Despite its recent downgrade from a menacing Category 4 to a Category 3 hurricane on Saturday, the National Hurricane Center reports that Hurricane Hilary still maintains its strength as a significant hurricane with maximum sustained winds clocking in at 125 miles per hour.
The storm’s pace has quickened, now surging at 16 mph, and it is currently situated 235 miles west of the southern tip of the Baja California Peninsula. It is projected that as Hurricane Hilary moves north-northwestward, it will gradually weaken due to the influence of cooler waters on its trajectory towards Southern California.
Recent updates indicate that the storm’s acceleration will hasten its impact on the United States. The Southwest can anticipate the onset of heavy rain from the storm as early as Saturday, a precursor to the core’s stronger winds, which are expected to arrive as early as Sunday morning. These winds will bring with them a surge of intense and perilous rainfall, according to statements from the National Hurricane Center.
The National Weather Service in San Diego elucidated, “Hilary’s accelerated pace and its slight eastern shift in trajectory indicate that the most impactful time frame will be from Sunday morning through Sunday evening.”
In response to the imminent threat, California has issued its first-ever tropical storm warning that spans from the state’s southern border to just north of Los Angeles.

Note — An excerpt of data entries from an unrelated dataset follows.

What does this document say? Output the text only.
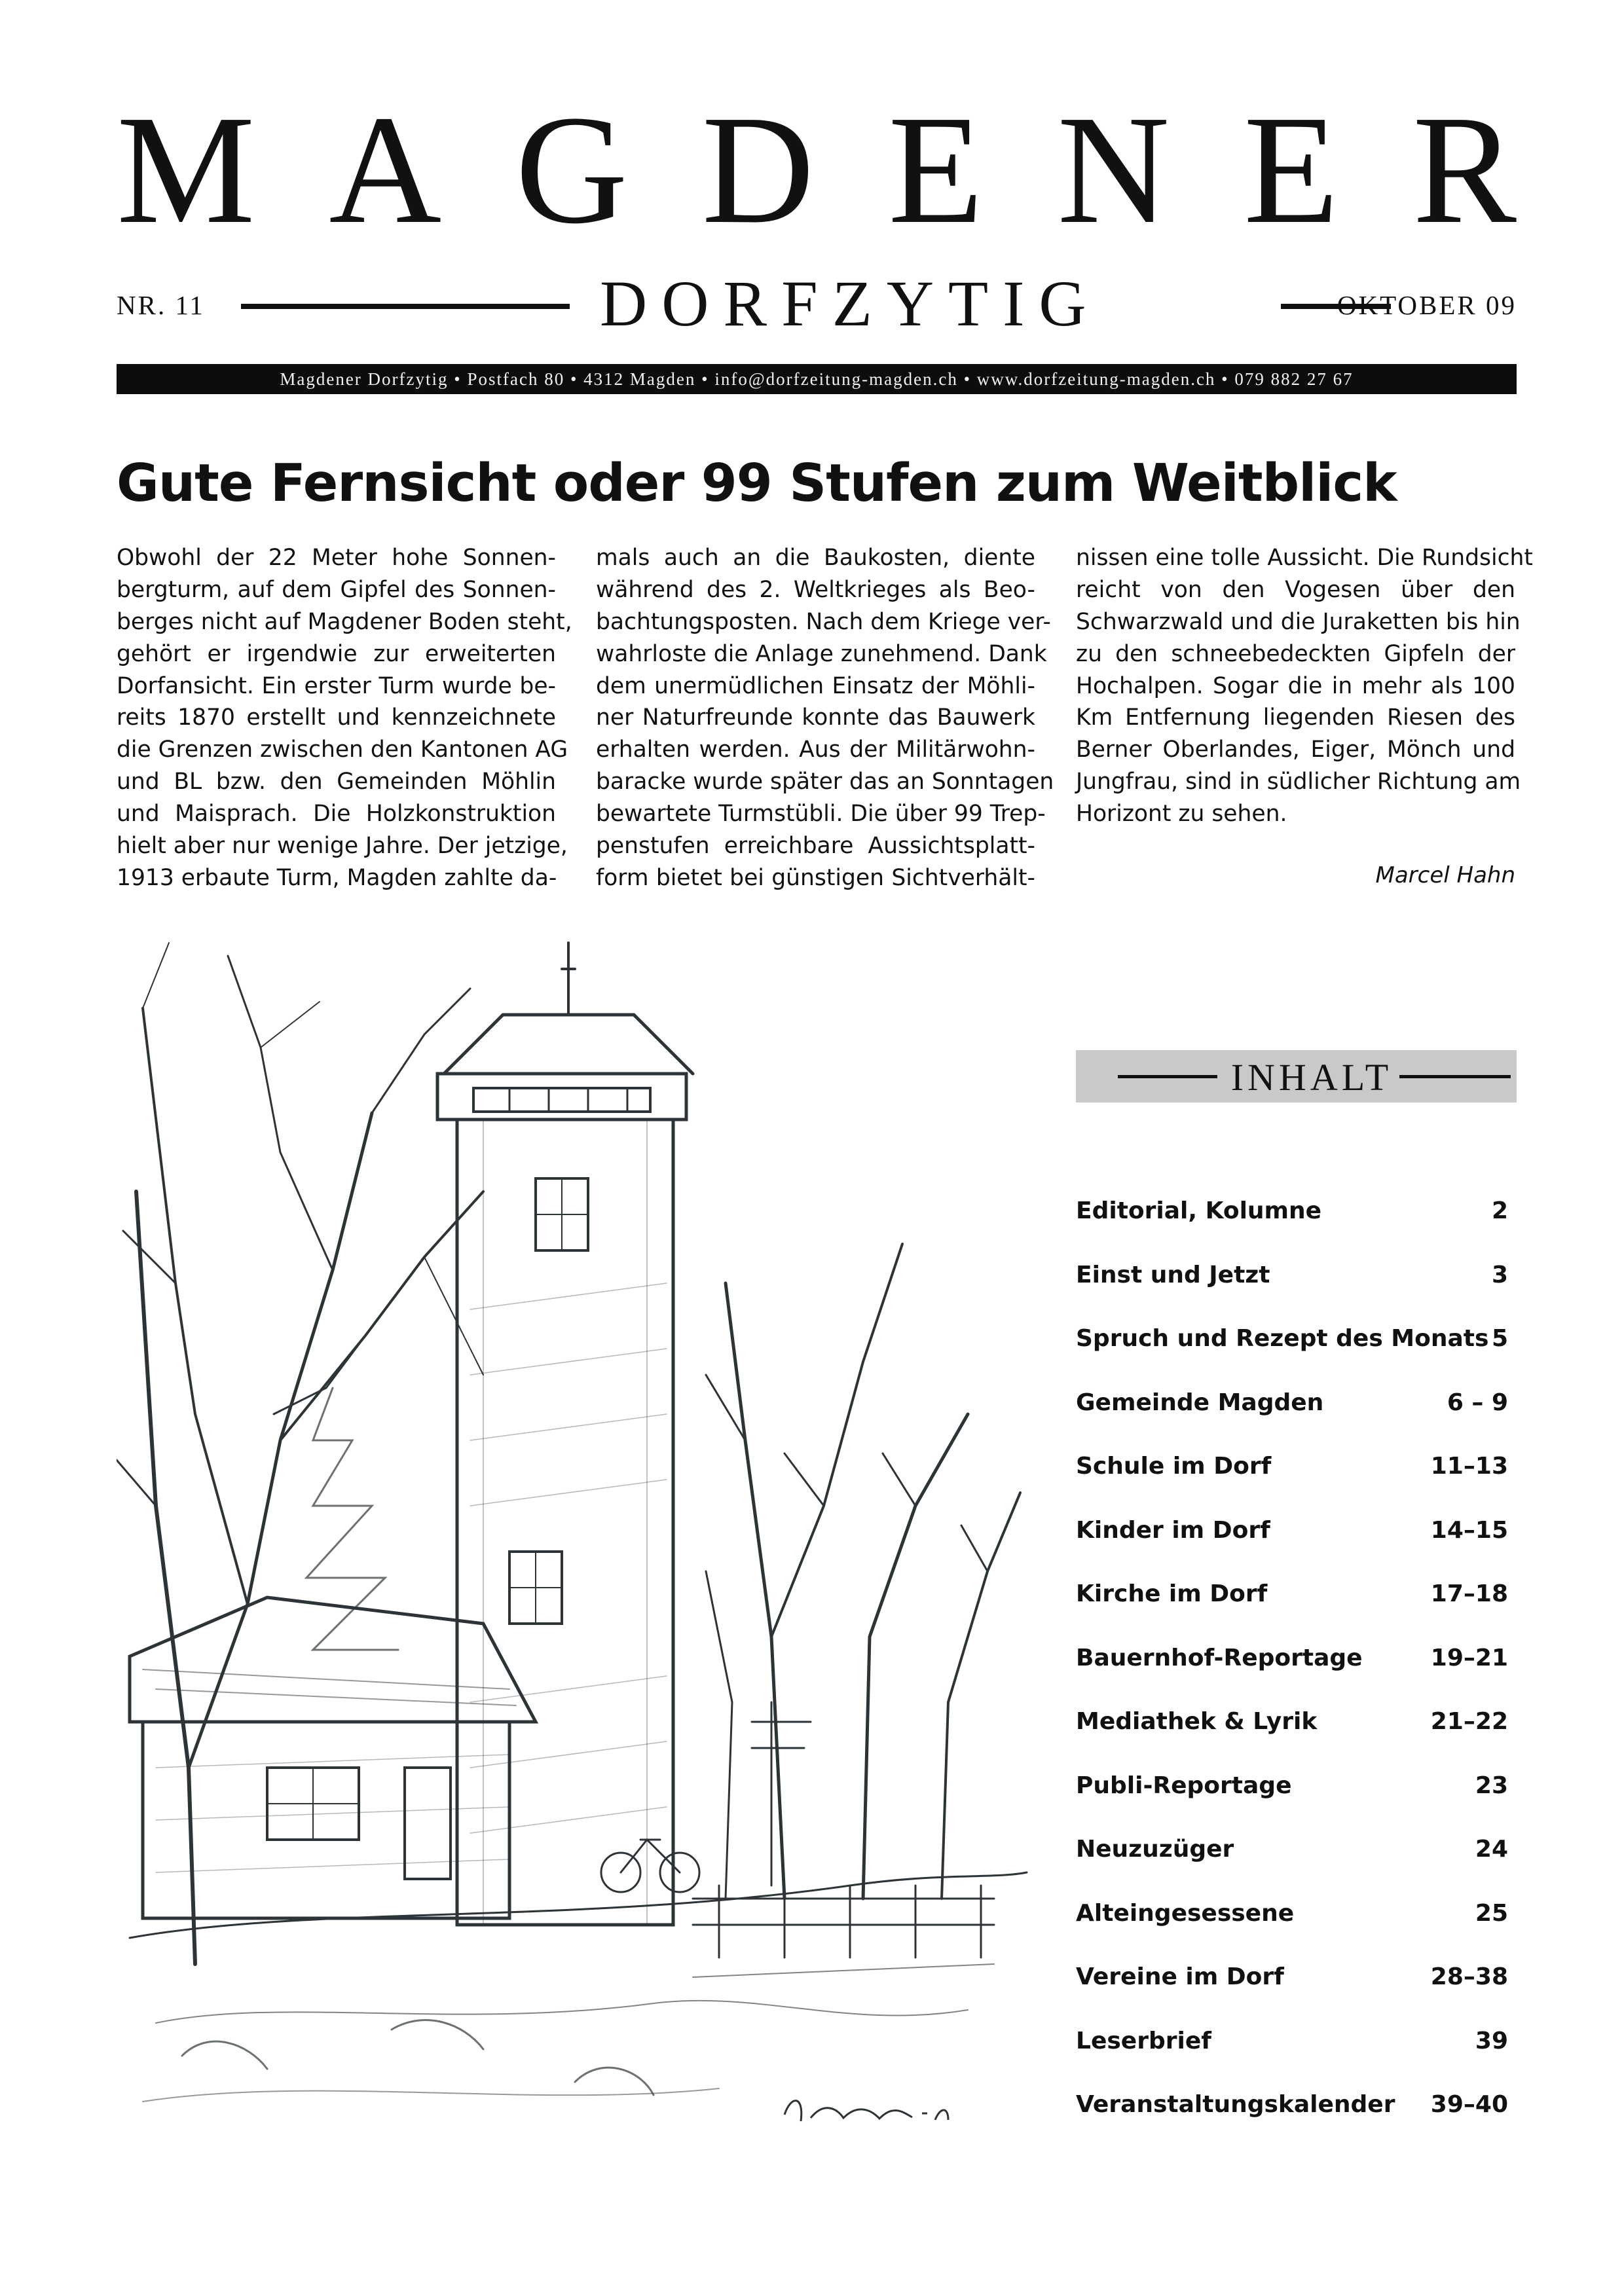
M A G D E N E R
NR. 11	DORFZYTIG	OKTOBER 09
Magdener Dorfzytig • Postfach 80 • 4312 Magden • info@dorfzeitung-magden.ch • www.dorfzeitung-magden.ch • 079 882 27 67
Gute Fernsicht oder 99 Stufen zum Weitblick
Obwohl der 22 Meter hohe Sonnen-
bergturm, auf dem Gipfel des Sonnen-
berges nicht auf Magdener Boden steht,
gehört er irgendwie zur erweiterten
Dorfansicht. Ein erster Turm wurde be-
reits 1870 erstellt und kennzeichnete
die Grenzen zwischen den Kantonen AG
und BL bzw. den Gemeinden Möhlin
und Maisprach. Die Holzkonstruktion
hielt aber nur wenige Jahre. Der jetzige,
1913 erbaute Turm, Magden zahlte da-
mals auch an die Baukosten, diente
während des 2. Weltkrieges als Beo-
bachtungsposten. Nach dem Kriege ver-
wahrloste die Anlage zunehmend. Dank
dem unermüdlichen Einsatz der Möhli-
ner Naturfreunde konnte das Bauwerk
erhalten werden. Aus der Militärwohn-
baracke wurde später das an Sonntagen
bewartete Turmstübli. Die über 99 Trep-
penstufen erreichbare Aussichtsplatt-
form bietet bei günstigen Sichtverhält-
nissen eine tolle Aussicht. Die Rundsicht
reicht von den Vogesen über den
Schwarzwald und die Juraketten bis hin
zu den schneebedeckten Gipfeln der
Hochalpen. Sogar die in mehr als 100
Km Entfernung liegenden Riesen des
Berner Oberlandes, Eiger, Mönch und
Jungfrau, sind in südlicher Richtung am
Horizont zu sehen.
Marcel Hahn
INHALT
Editorial, Kolumne	2
Einst und Jetzt	3
Spruch und Rezept des Monats 5
Gemeinde Magden	6 – 9
Schule im Dorf	11–13
Kinder im Dorf	14–15
Kirche im Dorf	17–18
Bauernhof-Reportage	19–21
Mediathek & Lyrik	21–22
Publi-Reportage	23
Neuzuzüger	24
Alteingesessene	25
Vereine im Dorf	28–38
Leserbrief	39
Veranstaltungskalender 39–40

The forecast for the Southwest region paints a picture of continuous heavy rainfall until early next week. The most severe conditions are expected to manifest from Sunday into Monday, as Hurricane Hilary marches forward. The excessive rainfall could potentially deliver more precipitation in certain areas than the annual average, engulfing parts of California, Nevada, and Arizona.

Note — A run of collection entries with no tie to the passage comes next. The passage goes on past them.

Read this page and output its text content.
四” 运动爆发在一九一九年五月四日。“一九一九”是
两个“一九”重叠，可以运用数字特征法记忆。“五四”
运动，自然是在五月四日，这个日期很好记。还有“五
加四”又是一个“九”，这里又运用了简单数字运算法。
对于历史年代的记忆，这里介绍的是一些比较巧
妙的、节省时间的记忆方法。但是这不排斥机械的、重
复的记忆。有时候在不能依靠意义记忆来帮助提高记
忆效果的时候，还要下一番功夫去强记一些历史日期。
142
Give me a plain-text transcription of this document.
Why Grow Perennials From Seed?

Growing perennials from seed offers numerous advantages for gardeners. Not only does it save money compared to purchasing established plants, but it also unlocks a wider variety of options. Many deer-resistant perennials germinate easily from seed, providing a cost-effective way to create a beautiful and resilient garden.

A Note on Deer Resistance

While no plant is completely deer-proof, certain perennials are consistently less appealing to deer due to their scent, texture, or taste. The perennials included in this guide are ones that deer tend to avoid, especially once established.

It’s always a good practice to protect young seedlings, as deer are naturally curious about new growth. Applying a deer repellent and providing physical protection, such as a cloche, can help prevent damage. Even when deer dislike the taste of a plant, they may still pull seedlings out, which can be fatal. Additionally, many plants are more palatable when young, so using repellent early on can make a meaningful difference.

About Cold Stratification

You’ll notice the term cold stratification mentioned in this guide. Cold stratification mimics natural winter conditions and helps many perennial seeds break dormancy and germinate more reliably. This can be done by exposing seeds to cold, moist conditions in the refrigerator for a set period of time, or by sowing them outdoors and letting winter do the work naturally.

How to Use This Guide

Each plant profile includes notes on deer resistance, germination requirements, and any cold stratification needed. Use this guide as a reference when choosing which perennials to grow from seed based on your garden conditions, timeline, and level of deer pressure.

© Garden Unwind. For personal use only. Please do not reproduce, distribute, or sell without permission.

Specifically, sections of Southern California and Nevada are projected to receive between 3 to 6 inches of rain, with localized areas possibly accumulating up to 10 inches, as outlined by the National Hurricane Center. Elsewhere, rainfall amounts ranging from 1 to 3 inches are foreseen.
While the core of Hurricane Hilary remains a potent threat, the National Hurricane Center has underscored that the impact of heavy winds and rain will begin well in advance of the storm’s center.
With road conditions poised to worsen, potential power outages, and flood hazards looming, regional authorities have initiated preparations across the board. Governor Joe Lombardo of Nevada has deployed 100 state National Guard troops to the southern part of the state, a region susceptible to significant flooding.
Anticipating the situation, President Joe Biden announced the proactive positioning of Federal Emergency Management Agency (FEMA) personnel and resources in Southern California and surrounding areas, should the need for their intervention arise.
Southern California is rallying its resources and reinforcing its defenses. If Hurricane Hilary makes landfall as a tropical storm, it will be the first such incident in the state in nearly 84 years, according to data from the National Oceanic and Atmospheric Administration (NOAA).
Parts of Southern California are bracing for the highest level of risk for excessive rainfall, an unprecedented Level 4 threat. Although such high-risk conditions have been rare, responsible for a small fraction of days per year, they have accounted for the majority of flood-related damage and a significant number of flood-related deaths over the last decade.
As a response to this impending threat, California has marshaled water rescue teams, California National Guard personnel, and flood-fighting equipment in preparation for Hurricane Hilary’s arrival. In addition, constant highway maintenance will be in effect to enhance road safety.
Southern California Edison, a major electricity utility serving over 15 million people in the region, has warned of potential impacts from Hurricane Hilary. The utility is gearing up to address power outages while urging residents to gather emergency supplies like flashlights, portable chargers, and coolers.
Recognizing the vulnerability of the homeless community, officials in Los Angeles and San Diego are conducting outreach efforts and offering temporary shelter. Los Angeles County Sheriff’s Department is even mapping out encampments at risk and providing aerial advisories to inform the affected population.
Los Angeles County Sheriff Robert Luna expressed, “Our hope is for minimal damage and, most importantly, no loss of life. However, we are preparing for the worst-case scenario and are ready to assist not only our county but also neighboring counties if needed.”
In parallel, San Diego has been working diligently to clear storm drains, ensure street accessibility, and ready equipment under the guidance of Mayor Todd Gloria.
The threat posed by Hurricane Hilary has prompted significant scheduling changes across various events. Major League Baseball has reshuffled its weekend games, converting Sunday matchups hosted by the Los Angeles Angels, Los Angeles Dodgers, and San Diego Padres into split doubleheaders on Saturday. In the realm of Major League Soccer, the LA Galaxy and LAFC matches originally scheduled for Sunday have been postponed to later dates.